Finanza alternativa, nel 2018 erogati 1,2 miliardi. Ma solo all’1% delle pmi

I presupposti per smettere, nel prossimo futuro, di chiamarla “alternativa” ci sono. La finanza non bancaria, infatti, sta prendendo sempre più piede tra le aziende italiane che si trovano si fronte un numero crescente di strumenti attraverso i quali reperire le risorse necessarie per la crescita.

A suggerire questa crescita è il  calcolo è degli Osservatori Entrepreneurship & Finance della School of Management del Politecnico di Milano nel primo Quaderno sulla Finanza Alternativa (scaricabile qui). Stando alla ricerca, nei primi sei mesi del 2018, 1.800 aziende hanno raccolto risorse al di fuosi del sistema bancario per oltre  1,2 miliardi di euro. Una cifra che sale a quasi 3,6 miliardi se si include nel conteggio anche lo scorso anno.

Il canale più battuto dalle imprese è quello dei minibond, che ha contribuito per il 51% del mercato (contro il 28% del periodo 2008-2018) e 1,84 miliardi di finanziamenti generati, seguto dal private equity (considerato solo per le operazioni di expansion e replacement) e dal venture capital, che rappresentano il 22% del mercato.

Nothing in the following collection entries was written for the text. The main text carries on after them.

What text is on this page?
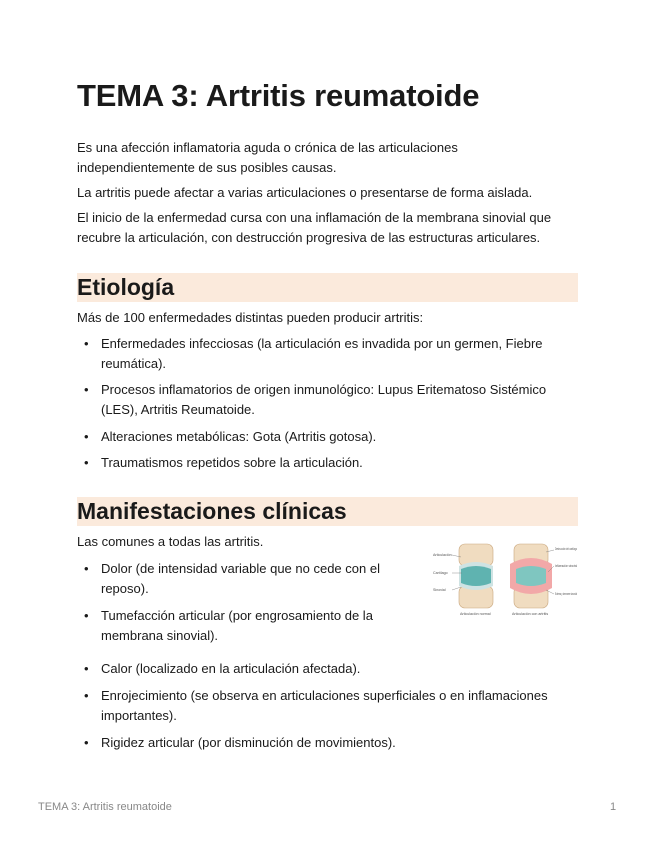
TEMA 3: Artritis reumatoide

Es una afección inflamatoria aguda o crónica de las articulaciones independientemente de sus posibles causas.

La artritis puede afectar a varias articulaciones o presentarse de forma aislada.

El inicio de la enfermedad cursa con una inflamación de la membrana sinovial que recubre la articulación, con destrucción progresiva de las estructuras articulares.

Etiología

Más de 100 enfermedades distintas pueden producir artritis:

• Enfermedades infecciosas (la articulación es invadida por un germen, Fiebre reumática).
• Procesos inflamatorios de origen inmunológico: Lupus Eritematoso Sistémico (LES), Artritis Reumatoide.
• Alteraciones metabólicas: Gota (Artritis gotosa).
• Traumatismos repetidos sobre la articulación.
Manifestaciones clínicas

Las comunes a todas las artritis.

• Dolor (de intensidad variable que no cede con el reposo).
• Tumefacción articular (por engrosamiento de la membrana sinovial).
• Calor (localizado en la articulación afectada).
• Enrojecimiento (se observa en articulaciones superficiales o en inflamaciones importantes).
• Rigidez articular (por disminución de movimientos).
Articulación
Cartílago
Sinovial
Destrucción del cartílago
Inflamación sinovial
Edema y derrame sinovial
Articulación normal	Articulación con artritis
TEMA 3: Artritis reumatoide	1
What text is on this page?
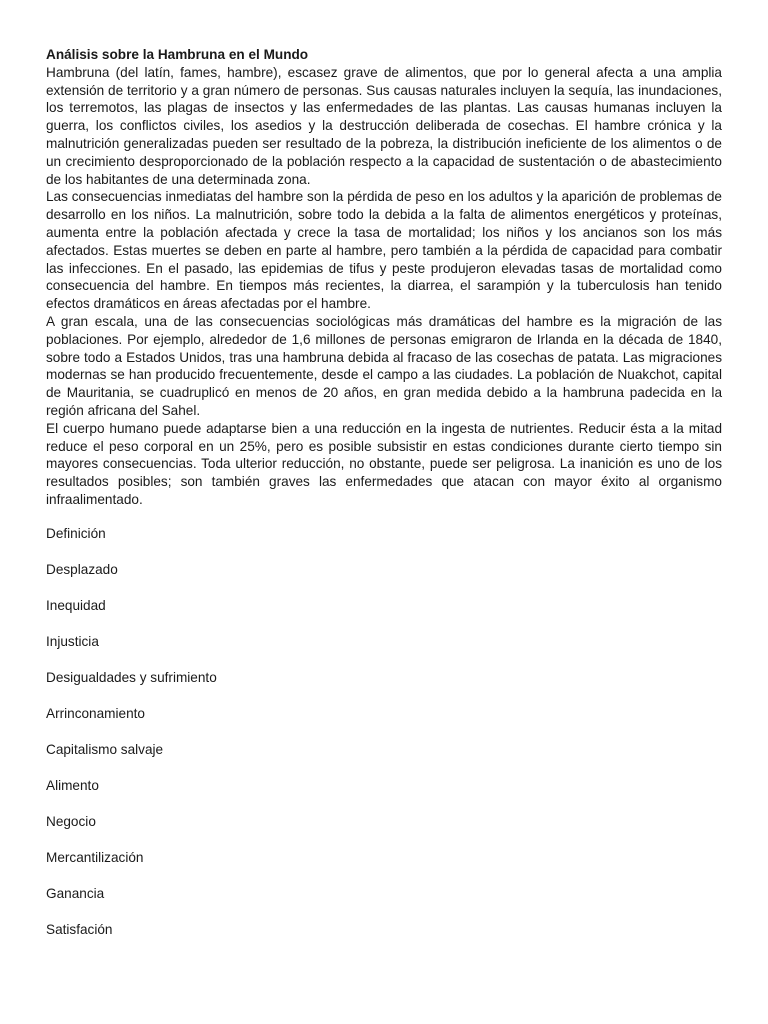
Análisis sobre la Hambruna en el Mundo

Hambruna (del latín, fames, hambre), escasez grave de alimentos, que por lo general afecta a una amplia extensión de territorio y a gran número de personas. Sus causas naturales incluyen la sequía, las inundaciones, los terremotos, las plagas de insectos y las enfermedades de las plantas. Las causas humanas incluyen la guerra, los conflictos civiles, los asedios y la destrucción deliberada de cosechas. El hambre crónica y la malnutrición generalizadas pueden ser resultado de la pobreza, la distribución ineficiente de los alimentos o de un crecimiento desproporcionado de la población respecto a la capacidad de sustentación o de abastecimiento de los habitantes de una determinada zona.

Las consecuencias inmediatas del hambre son la pérdida de peso en los adultos y la aparición de problemas de desarrollo en los niños. La malnutrición, sobre todo la debida a la falta de alimentos energéticos y proteínas, aumenta entre la población afectada y crece la tasa de mortalidad; los niños y los ancianos son los más afectados. Estas muertes se deben en parte al hambre, pero también a la pérdida de capacidad para combatir las infecciones. En el pasado, las epidemias de tifus y peste produjeron elevadas tasas de mortalidad como consecuencia del hambre. En tiempos más recientes, la diarrea, el sarampión y la tuberculosis han tenido efectos dramáticos en áreas afectadas por el hambre.

A gran escala, una de las consecuencias sociológicas más dramáticas del hambre es la migración de las poblaciones. Por ejemplo, alrededor de 1,6 millones de personas emigraron de Irlanda en la década de 1840, sobre todo a Estados Unidos, tras una hambruna debida al fracaso de las cosechas de patata. Las migraciones modernas se han producido frecuentemente, desde el campo a las ciudades. La población de Nuakchot, capital de Mauritania, se cuadruplicó en menos de 20 años, en gran medida debido a la hambruna padecida en la región africana del Sahel.

El cuerpo humano puede adaptarse bien a una reducción en la ingesta de nutrientes. Reducir ésta a la mitad reduce el peso corporal en un 25%, pero es posible subsistir en estas condiciones durante cierto tiempo sin mayores consecuencias. Toda ulterior reducción, no obstante, puede ser peligrosa. La inanición es uno de los resultados posibles; son también graves las enfermedades que atacan con mayor éxito al organismo infraalimentado.

Definición
Desplazado
Inequidad
Injusticia
Desigualdades y sufrimiento
Arrinconamiento
Capitalismo salvaje
Alimento
Negocio
Mercantilización
Ganancia
Satisfación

Significativa la presenza dell’invoice trading,  strumento adottato da 900 pmi, che vale il 16% del mercato e che nei 18 mesi ha prodotto un flusso di finanziamenti quasi pari a quello dell’ultimo decennio (580,8 milioni di euro su 612,2 a partire dal 2008). Ancora minoritari ma in crescita il crowdfunding (3%) e le ICOs (al 2%), cioè i collocamenti di token digitali su Internet grazie alla tecnologia emergente della blockchain.

Resta ancora indietro il direct lending (0,6%) che però il Politecnico considera escludendo gli investimenti del fondi specializzati sulle piattaforme fintech, già conteggiati invece tra gli investimenti delle piattaforme fintech di lending e invoice financing.

Nel complesso, come rileva il direttore scientifico della ricerca del Politecnico, Giancarlo Giudici, siamo in presenza di “un mercato che sta profondamente cambiando, dove il gap persistente e non piccolo con gli altri Paesi europei comparabili dimostra che esiste spazio per la crescita e per nuovi attori”.

Per quanto in crescita, il settore trova ancora resistenze e difficoltà, ad esempio da un punto di vista regolamentare, culturale o di informazione. Le 1.800 imprese che hanno avuto accesso a finanziamenti alternativi rappresentano appena l’1% delle Pmi che tendenzialmente potrebbero aspirare . “Serve una robusta politica di educazione finanziaria verso imprenditori e possibili investitori: per incrementare l’offerta di risorse, ma anche per superare un gap culturale che in Italia ha frenato le Pmi nella ricerca di alleanze e di supporto finanziario dall’esterno attraverso fonti alternative al credito bancario”, ha commentato Giudici.